The Empty Plain was still empty.
Mentally drawing a line from the camp to the Plain through the thickly leaved treetops, he began to glide down toward that line at its Borderland end.
He reached that point with surprising swiftness; and turned to soar along above the treetops beside the imaginary line he had drawn. For some little distance he saw nothing; and then there was movement visible below him on the ground. As he went, the movement began to have the purpose and shape of men and horses moving together in a single direction, though spread out from each other some little distance.
Cumberland's force was indeed on its way from the surrounding woods into the Empty Plain. How could they be so sure of their destination, he asked himself; and the answer came back immediately.
Of course. Morgan, Modred, or any of that inclination could have told them of the Plain's existence and led them to it.
Meanwhile, they were under the trees, and the trees—for they were now over the border into Lyonesse itself—were a threat. They probably knew that; but even if they did not realize the trees could reach down with their limbs and strangle them, plants could not move that swiftly. The men would have to pause, or at least go very slowly, to be in such danger. Those moving below Jim now were probably safe as long as they were in constant movement.
But—it was puzzling. On several occasions his sharp dragon-hearing picked up shouting voices from below; and he caught glimpses of
what seemed to be individuals running in different directions than their general line of march.
But he could not get any closer without being seen; and he wanted to keep himself unseen, if possible, until he had to show himself as a dragon. If he went any lower, among and between the trees, he risked being seen. Best to head directly back to King Pellinore's home, where Brian and the others should be waiting for him.
He tilted his wings and peeled off, not wanting to use his wings to climb until he was beyond the hearing of those below. Once he was, he beat up some four hundred feet, found a tail wind blowing in the right direction, and began riding it.
It seemed almost too leisurely a way of going when the enemy was already on the march; but there was not a great deal he could do to hurry it up, unless he wanted to climb in hopes of finding a stiffer breeze.
It would be a gamble. He had learned from volleyball that patience also had its place in winning any victory. He turned away from the Plain and soared on.
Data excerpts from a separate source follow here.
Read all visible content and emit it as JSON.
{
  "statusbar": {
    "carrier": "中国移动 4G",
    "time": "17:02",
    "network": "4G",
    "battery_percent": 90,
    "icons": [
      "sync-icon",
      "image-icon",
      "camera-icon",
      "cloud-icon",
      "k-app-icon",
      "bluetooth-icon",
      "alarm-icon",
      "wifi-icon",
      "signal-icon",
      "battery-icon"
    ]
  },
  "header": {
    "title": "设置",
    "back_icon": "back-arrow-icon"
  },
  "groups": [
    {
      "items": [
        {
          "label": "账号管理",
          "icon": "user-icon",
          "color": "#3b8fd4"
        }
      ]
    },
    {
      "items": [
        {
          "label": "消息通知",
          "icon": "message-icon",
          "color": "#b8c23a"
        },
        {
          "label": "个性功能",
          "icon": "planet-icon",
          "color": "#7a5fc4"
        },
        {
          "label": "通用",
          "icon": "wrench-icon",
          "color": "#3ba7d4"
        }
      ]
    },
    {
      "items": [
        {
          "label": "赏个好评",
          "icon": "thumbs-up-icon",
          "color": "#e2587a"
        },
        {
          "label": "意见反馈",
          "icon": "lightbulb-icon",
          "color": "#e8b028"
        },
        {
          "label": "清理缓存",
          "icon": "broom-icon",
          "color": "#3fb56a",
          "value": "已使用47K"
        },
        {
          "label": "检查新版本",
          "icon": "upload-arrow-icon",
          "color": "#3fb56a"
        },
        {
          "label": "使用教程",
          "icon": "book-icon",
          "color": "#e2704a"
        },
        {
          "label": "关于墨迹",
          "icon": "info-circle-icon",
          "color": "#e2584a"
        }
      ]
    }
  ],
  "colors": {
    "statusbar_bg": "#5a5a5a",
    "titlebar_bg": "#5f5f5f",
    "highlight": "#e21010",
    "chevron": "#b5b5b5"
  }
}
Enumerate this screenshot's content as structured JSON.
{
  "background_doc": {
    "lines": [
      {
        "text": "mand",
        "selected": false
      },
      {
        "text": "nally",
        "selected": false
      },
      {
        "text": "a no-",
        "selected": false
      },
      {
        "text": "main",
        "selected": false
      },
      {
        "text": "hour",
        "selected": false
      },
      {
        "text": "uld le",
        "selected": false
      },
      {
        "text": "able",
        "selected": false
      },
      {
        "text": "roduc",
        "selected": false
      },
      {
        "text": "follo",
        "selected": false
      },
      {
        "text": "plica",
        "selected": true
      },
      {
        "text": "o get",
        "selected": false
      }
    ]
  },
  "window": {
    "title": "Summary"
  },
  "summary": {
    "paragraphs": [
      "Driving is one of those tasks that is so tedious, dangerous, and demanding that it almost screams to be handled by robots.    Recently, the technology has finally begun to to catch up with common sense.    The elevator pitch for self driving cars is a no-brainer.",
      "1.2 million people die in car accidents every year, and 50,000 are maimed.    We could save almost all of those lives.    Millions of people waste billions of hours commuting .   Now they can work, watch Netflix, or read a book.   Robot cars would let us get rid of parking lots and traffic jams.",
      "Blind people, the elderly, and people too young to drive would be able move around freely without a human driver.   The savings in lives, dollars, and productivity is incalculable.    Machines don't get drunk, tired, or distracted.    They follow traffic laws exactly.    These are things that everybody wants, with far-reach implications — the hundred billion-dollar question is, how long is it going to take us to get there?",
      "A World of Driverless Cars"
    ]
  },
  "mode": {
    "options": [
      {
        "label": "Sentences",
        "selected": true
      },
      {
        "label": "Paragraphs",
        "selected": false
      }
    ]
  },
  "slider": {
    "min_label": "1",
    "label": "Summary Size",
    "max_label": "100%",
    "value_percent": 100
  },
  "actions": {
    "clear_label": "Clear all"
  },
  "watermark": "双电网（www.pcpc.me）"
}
When he came within sight of Pellinore's log-built home, he saw that Pellinore himself was just about the only one missing from the crowd around its front door. The space where Jim had eaten now held not only Brian—easily recognizable to Jim still in his dragon shape—Dafydd King David and the QB. But there were also a number of other men, all wearing clothes that looked as if they would have been the Blue of Dafydd's Color, if Jim could have seen their tint. They had quivers full of arrows slung by their sides and longbows over their shoulders.
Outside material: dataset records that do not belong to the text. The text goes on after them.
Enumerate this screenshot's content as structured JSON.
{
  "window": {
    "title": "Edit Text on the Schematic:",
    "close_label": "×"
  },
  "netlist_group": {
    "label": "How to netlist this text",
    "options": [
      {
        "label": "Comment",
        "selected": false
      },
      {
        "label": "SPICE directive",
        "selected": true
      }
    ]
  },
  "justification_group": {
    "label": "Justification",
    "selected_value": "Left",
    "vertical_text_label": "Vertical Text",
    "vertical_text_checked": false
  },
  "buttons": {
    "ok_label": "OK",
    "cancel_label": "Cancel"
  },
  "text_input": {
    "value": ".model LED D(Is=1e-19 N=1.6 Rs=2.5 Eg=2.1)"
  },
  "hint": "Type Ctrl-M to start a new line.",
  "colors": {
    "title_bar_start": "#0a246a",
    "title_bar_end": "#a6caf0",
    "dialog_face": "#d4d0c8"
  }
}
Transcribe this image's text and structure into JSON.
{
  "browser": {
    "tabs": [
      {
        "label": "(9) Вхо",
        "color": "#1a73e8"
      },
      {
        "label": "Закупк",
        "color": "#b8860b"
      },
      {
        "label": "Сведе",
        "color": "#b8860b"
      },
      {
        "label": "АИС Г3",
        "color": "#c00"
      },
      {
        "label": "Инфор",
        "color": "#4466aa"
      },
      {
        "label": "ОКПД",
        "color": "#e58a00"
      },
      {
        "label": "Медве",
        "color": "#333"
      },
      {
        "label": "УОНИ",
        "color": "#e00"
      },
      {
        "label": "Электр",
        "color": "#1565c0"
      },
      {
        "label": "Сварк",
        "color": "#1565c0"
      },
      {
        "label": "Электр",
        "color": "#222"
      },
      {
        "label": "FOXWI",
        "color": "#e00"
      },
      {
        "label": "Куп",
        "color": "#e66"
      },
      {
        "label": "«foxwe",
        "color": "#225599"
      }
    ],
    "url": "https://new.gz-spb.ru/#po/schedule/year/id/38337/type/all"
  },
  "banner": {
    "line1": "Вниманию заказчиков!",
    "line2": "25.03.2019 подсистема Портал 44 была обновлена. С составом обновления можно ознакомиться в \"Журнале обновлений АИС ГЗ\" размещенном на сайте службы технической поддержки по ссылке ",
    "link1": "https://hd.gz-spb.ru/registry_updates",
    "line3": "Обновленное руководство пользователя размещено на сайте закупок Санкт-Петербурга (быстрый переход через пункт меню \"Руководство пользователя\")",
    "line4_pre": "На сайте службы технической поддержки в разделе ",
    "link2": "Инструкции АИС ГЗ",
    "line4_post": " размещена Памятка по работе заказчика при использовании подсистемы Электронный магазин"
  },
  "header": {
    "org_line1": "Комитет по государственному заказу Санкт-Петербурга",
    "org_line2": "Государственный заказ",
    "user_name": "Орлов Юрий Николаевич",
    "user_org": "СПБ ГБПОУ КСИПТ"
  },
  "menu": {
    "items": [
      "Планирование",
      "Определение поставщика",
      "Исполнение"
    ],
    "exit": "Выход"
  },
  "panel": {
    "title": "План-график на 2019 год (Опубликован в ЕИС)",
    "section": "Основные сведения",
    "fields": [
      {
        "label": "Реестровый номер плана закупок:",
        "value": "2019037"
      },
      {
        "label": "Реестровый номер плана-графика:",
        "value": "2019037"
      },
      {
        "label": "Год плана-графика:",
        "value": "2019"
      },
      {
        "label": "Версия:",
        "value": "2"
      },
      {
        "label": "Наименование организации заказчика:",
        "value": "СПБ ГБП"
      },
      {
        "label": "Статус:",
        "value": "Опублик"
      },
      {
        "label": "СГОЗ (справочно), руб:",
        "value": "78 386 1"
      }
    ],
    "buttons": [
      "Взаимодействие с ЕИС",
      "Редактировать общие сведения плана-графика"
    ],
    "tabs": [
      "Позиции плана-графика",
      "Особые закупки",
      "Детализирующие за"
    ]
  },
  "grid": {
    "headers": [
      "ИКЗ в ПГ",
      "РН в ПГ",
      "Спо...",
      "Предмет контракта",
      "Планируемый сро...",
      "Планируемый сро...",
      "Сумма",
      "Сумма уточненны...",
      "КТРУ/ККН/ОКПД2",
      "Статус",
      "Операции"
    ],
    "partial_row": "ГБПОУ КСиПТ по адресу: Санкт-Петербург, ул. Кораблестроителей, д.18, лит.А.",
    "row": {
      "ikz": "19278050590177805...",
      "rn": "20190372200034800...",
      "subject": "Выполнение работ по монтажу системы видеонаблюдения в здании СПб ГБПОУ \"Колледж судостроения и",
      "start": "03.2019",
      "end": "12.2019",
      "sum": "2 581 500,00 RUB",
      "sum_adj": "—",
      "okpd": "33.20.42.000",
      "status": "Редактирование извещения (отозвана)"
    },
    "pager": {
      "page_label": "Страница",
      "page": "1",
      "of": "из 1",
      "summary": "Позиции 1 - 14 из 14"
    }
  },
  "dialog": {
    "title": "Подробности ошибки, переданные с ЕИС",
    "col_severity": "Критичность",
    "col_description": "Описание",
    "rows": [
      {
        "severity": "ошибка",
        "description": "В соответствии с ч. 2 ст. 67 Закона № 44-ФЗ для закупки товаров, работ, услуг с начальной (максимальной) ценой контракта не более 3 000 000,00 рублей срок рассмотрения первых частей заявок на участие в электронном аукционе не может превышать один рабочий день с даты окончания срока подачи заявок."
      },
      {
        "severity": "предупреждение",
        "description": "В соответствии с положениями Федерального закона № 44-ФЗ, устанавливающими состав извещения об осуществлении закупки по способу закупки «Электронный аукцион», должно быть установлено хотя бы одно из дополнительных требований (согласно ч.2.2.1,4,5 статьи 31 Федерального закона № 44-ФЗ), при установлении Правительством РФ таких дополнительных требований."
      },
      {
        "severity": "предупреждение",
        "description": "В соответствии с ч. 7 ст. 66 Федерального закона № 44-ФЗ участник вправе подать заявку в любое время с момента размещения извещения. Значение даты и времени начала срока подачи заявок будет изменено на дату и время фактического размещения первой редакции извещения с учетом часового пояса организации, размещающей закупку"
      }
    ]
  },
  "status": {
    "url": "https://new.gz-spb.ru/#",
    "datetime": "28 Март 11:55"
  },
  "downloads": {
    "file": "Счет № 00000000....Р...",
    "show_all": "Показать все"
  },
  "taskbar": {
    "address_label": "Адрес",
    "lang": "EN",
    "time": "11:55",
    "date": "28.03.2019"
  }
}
Jim landed with a thump, turning himself back into his human shape immediately. As an afterthought, he used a small bite of the plum to turn Brian back into a human, also. The archers stared.
"James!" said Brian, as they gathered around him. "Damme, but it's good to see you! I should never have let you cozen me into leaving you alone there. But you took no hurt?"
"Not a scratch," said Jim, deciding to say nothing about the crawl in darkness in the narrow tunnel. "But I was right about that being the breeding place of the Dark Powers' monsters; and by sheer luck—no credit to me, an accident really—I set fire to it. So the numbers of those that bred there have been reduced certainly by, at a guess, more than half."